Hughes’s Jupiter 3 satellite, which entered service in December 2023. Credit: EchoStar
LA PLATA, Maryland — EchoStar Corp.’s Hughes Satellite Systems said it does not have sufficient liquidity to fund its business for the next 12 months, particularly its debt maturing in August, and is considering options including Chapter 11 bankruptcy as a result.
Hughes’s principal satellite asset, the Jupiter 3/EchoStar 24 Ka-band broadband satellite in geostationary orbit, is owned not by Hughes but, since Dec. 31, 2023, by EchoStar. Hughes leases the satellite’s full capacity from EchoStar for about $190 million per year, according to a Hughes Nov. 14 filing with the US Securities and Exchange Commission (SEC).
The revenue generated by Jupiter 3 has been in decline in recent years as subscribers have migrated to terrestrial options or to SpaceX’s Starlink. Subcribers totaled 783,000 as of Sept. 30.
September’s $17-billion sale of spectrum by EchoStar to SpaceX, expected to close in 2027, includes a commercial terms that will “provide for a fee-based referral system that lets [Hughes] refer existing HughesNet customers and new Starlink customers to SpaceX.”
Hughes said it had $119 million in cash and equivalents as of Sept. 30, and $1.5 billion i debt that matures in August 2026.
The SpaceX transaction gives SpaceX the option to acquire satellites and regulatory authorizations from Hughes and EchoStar.
Hughes said this option triggered an impairment review of its international licenses that are needed to operate the EchoStar and Hughes assets that are included in the EchoStar transaction.
As a result of this review, EchoStar and Hughes “are no longer pursuing a business plan to utilize those complementary assets and as such our assets have no future use.”
The company said it cannot rely on EchoStar’s use of its future cash receipts from SpaceX to relieve Hughes’s liquidity problem.

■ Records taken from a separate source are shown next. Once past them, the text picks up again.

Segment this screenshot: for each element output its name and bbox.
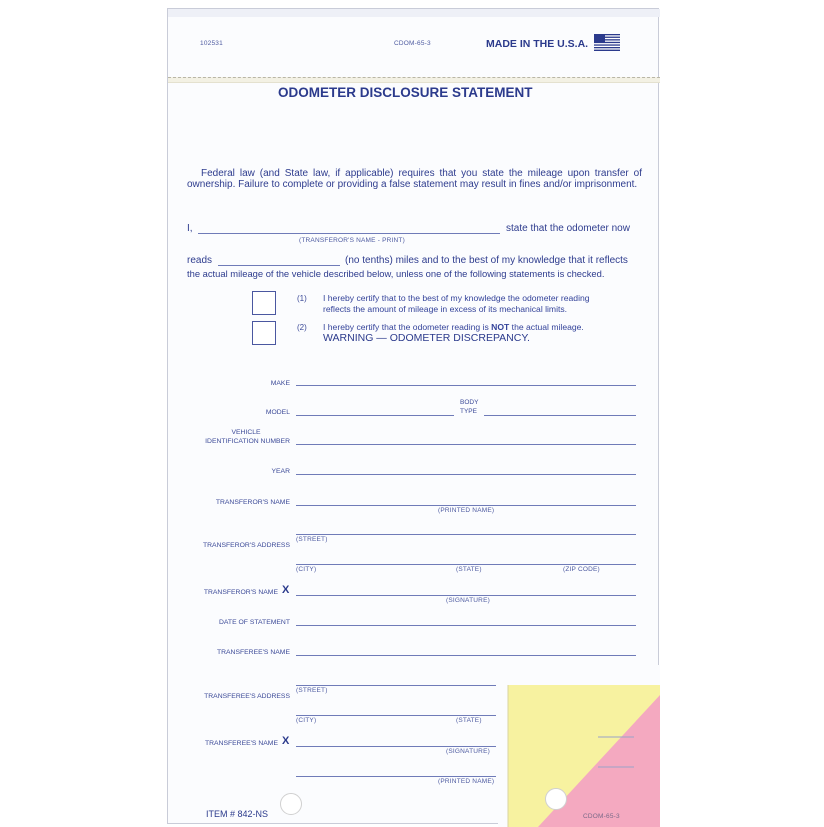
date-line[interactable] [296,625,636,626]
carbon-copy-overlay-graphic [498,665,660,827]
transferor-zip-caption: (ZIP CODE) [563,566,600,573]
transferee-printed-line[interactable] [296,776,496,777]
transferee-printed-caption: (PRINTED NAME) [438,778,495,785]
carbon-copy-overlay [498,665,660,827]
option1-number: (1) [297,294,307,303]
perforation-line [168,77,660,83]
option2-text-bold: NOT [491,322,510,332]
body-type-label-2: TYPE [460,408,477,415]
date-label: DATE OF STATEMENT [219,619,290,626]
transferor-sig-label: TRANSFEROR'S NAME [203,589,278,596]
vin-label-1: VEHICLE [231,429,261,436]
transferor-street-line[interactable] [296,534,636,535]
made-in-usa: MADE IN THE U.S.A. [486,38,589,50]
form-code: CDOM-65-3 [394,40,431,47]
punch-hole-right [545,788,567,810]
option2-text [323,322,584,332]
line2-continuation: the actual mileage of the vehicle described below, unless one of the following statements is checked. [187,268,605,279]
option1-checkbox[interactable] [252,291,276,315]
option2-checkbox[interactable] [252,321,276,345]
transferor-address-label: TRANSFEROR'S ADDRESS [202,542,290,549]
intro-paragraph: Federal law (and State law, if applicable) requires that you state the mileage upon transfer of ownership. Failure to complete or providing a false statement may result in fines and/or imprisonment. [187,168,642,190]
punch-hole-left [280,793,302,815]
form-id: 102531 [200,40,223,47]
mileage-line[interactable] [218,265,340,266]
year-line[interactable] [296,474,636,475]
option2-text-pre: I hereby certify that the odometer reading is [323,322,492,332]
line1-prefix: I, [187,223,193,234]
transferor-x-mark: X [282,584,290,596]
us-flag-icon [594,34,620,51]
transferor-signature-caption: (SIGNATURE) [446,597,490,604]
transferor-printed-caption: (PRINTED NAME) [438,507,495,514]
transferee-city-line[interactable] [296,715,496,716]
transferee-name-line[interactable] [296,655,636,656]
vin-label-2: IDENTIFICATION NUMBER [205,438,290,445]
transferor-print-name-line[interactable] [198,233,500,234]
body-type-line[interactable] [484,415,636,416]
transferor-city-caption: (CITY) [296,566,317,573]
option2-warning: WARNING — ODOMETER DISCREPANCY. [323,332,530,344]
line1-suffix: state that the odometer now [506,223,630,234]
form-title: ODOMETER DISCLOSURE STATEMENT [278,85,533,100]
transferee-city-caption: (CITY) [296,717,317,724]
transferor-name-label: TRANSFEROR'S NAME [215,499,290,506]
line1-caption: (TRANSFEROR'S NAME - PRINT) [299,237,405,244]
line2-prefix: reads [187,255,213,266]
vin-line[interactable] [296,444,636,445]
option2-number: (2) [297,323,307,332]
model-label: MODEL [265,409,290,416]
model-line[interactable] [296,415,454,416]
year-label: YEAR [271,468,290,475]
transferee-street-caption: (STREET) [296,687,328,694]
transferor-street-caption: (STREET) [296,536,328,543]
make-line[interactable] [296,385,636,386]
option1-text-b: reflects the amount of mileage in excess of its mechanical limits. [323,304,568,314]
transferor-state-caption: (STATE) [456,566,482,573]
option1-text-a: I hereby certify that to the best of my knowledge the odometer reading [323,293,590,303]
transferee-street-line[interactable] [296,685,496,686]
make-label: MAKE [270,380,290,387]
transferee-address-label: TRANSFEREE'S ADDRESS [204,693,290,700]
transferee-signature-line[interactable] [296,746,496,747]
top-edge [168,9,660,17]
item-number: ITEM # 842-NS [206,809,269,819]
transferor-name-line[interactable] [296,505,636,506]
transferee-name-label: TRANSFEREE'S NAME [216,649,290,656]
line2-middle: (no tenths) miles and to the best of my knowledge that it reflects [345,255,628,266]
transferor-city-line[interactable] [296,564,636,565]
body-type-label-1: BODY [460,399,479,406]
transferor-signature-line[interactable] [296,595,636,596]
transferee-sig-label: TRANSFEREE'S NAME [204,740,278,747]
transferee-x-mark: X [282,735,290,747]
transferee-signature-caption: (SIGNATURE) [446,748,490,755]
transferee-state-caption: (STATE) [456,717,482,724]
option2-text-post: the actual mileage. [509,322,584,332]
copy-footer-code: CDOM-65-3 [583,813,620,820]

“Because the SpaceX Transactions… are signed at our parent and/or its subsidiaries, we do not expect completion of the SpaceX Transactions to resolve our going concern qualification,” Hughes said. “In addition, our parent, EchoStar, may not provide additional liquidity in the future necessary to meet our obligations as they come due.”
Hughes said it has opened negotiations with various funding sources to raise capital or restructure its debt.

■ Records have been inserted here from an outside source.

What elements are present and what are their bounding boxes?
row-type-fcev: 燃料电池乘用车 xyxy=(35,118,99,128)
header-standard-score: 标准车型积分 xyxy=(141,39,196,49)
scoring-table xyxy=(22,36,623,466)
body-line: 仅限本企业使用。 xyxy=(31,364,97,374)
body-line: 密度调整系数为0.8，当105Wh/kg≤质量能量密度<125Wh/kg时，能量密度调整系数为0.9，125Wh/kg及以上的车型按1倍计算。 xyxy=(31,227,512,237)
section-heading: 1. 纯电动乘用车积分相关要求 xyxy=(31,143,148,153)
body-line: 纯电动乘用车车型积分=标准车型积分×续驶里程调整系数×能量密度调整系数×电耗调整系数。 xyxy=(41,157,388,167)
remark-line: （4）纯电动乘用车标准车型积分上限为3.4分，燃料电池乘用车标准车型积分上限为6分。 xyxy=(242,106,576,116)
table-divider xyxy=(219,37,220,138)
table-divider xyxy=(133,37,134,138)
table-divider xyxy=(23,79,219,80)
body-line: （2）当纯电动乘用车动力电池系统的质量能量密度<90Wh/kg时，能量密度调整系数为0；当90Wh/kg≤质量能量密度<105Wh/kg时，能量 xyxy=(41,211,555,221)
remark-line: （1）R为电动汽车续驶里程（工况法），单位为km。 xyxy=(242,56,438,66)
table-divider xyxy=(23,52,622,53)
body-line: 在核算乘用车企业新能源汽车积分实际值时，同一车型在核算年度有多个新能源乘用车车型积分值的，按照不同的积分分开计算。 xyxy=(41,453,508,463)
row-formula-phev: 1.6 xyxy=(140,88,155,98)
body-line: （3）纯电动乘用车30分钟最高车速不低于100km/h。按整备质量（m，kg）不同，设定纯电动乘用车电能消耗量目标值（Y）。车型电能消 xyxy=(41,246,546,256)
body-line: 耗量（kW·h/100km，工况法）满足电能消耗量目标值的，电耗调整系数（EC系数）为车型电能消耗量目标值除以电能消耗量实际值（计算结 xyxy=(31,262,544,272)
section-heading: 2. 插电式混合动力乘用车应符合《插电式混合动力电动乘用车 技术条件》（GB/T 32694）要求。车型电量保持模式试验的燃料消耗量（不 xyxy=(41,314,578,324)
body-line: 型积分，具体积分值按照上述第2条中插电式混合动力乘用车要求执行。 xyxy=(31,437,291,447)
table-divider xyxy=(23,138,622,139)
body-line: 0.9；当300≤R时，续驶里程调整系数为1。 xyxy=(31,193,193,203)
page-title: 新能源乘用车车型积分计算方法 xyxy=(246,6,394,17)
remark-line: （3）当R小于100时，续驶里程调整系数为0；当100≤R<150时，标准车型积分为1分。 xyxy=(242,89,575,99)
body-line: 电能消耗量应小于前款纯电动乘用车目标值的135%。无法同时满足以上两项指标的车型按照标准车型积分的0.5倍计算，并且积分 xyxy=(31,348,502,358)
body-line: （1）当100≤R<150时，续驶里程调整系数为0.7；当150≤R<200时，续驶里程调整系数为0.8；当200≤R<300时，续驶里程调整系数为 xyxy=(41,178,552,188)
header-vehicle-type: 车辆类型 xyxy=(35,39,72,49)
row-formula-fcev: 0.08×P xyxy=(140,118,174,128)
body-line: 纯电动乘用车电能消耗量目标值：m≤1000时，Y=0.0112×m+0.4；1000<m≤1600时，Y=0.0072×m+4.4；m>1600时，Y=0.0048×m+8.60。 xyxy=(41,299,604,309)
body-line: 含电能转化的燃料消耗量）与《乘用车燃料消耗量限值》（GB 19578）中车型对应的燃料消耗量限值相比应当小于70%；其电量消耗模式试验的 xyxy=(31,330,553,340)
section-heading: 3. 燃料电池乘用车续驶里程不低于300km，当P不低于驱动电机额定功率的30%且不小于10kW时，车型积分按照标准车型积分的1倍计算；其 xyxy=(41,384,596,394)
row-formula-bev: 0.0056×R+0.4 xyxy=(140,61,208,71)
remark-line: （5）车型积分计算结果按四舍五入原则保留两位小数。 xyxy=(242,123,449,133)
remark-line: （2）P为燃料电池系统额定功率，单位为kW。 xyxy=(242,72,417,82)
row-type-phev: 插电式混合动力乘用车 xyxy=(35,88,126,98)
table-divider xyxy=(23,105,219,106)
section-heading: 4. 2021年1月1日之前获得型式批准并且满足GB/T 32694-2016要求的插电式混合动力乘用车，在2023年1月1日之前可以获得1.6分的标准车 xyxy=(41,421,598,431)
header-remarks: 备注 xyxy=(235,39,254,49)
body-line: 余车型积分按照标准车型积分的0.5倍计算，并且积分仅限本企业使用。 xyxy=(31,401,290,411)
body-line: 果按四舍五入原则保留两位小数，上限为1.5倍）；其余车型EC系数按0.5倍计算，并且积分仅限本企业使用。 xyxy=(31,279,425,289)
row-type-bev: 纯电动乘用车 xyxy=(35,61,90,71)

“We cannot provide assurances that we will be successful in obtaining such new financing and/or restructuring the existing debt obligations necessary for us to have sufficient liquidity.

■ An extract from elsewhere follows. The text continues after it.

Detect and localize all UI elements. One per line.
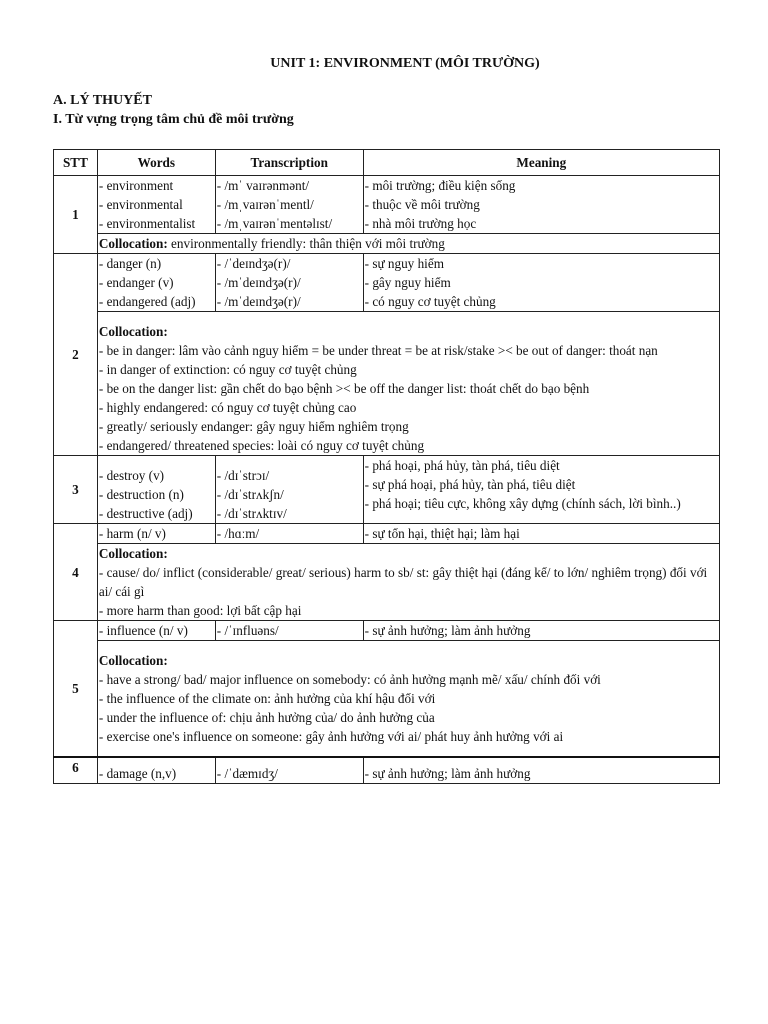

“Because we do not currently have the necessary cash on hand and/or projected future cash flows or committed financing to fund our obligations, including our debt maturities, for at least twelve months, substantial doubt exists about our ability to continue as a going concern.
“In the event that the going concern qualification continues, we may take additional actions to protect our interest in our assets that may negatively impact the value of your investment in our securities, including, under certain circumstances, filing for relief under Chapter 11 of Title 11 of the United States Code, if we determine that such an action is in the best interests of the Company and our stakeholders,” the company said.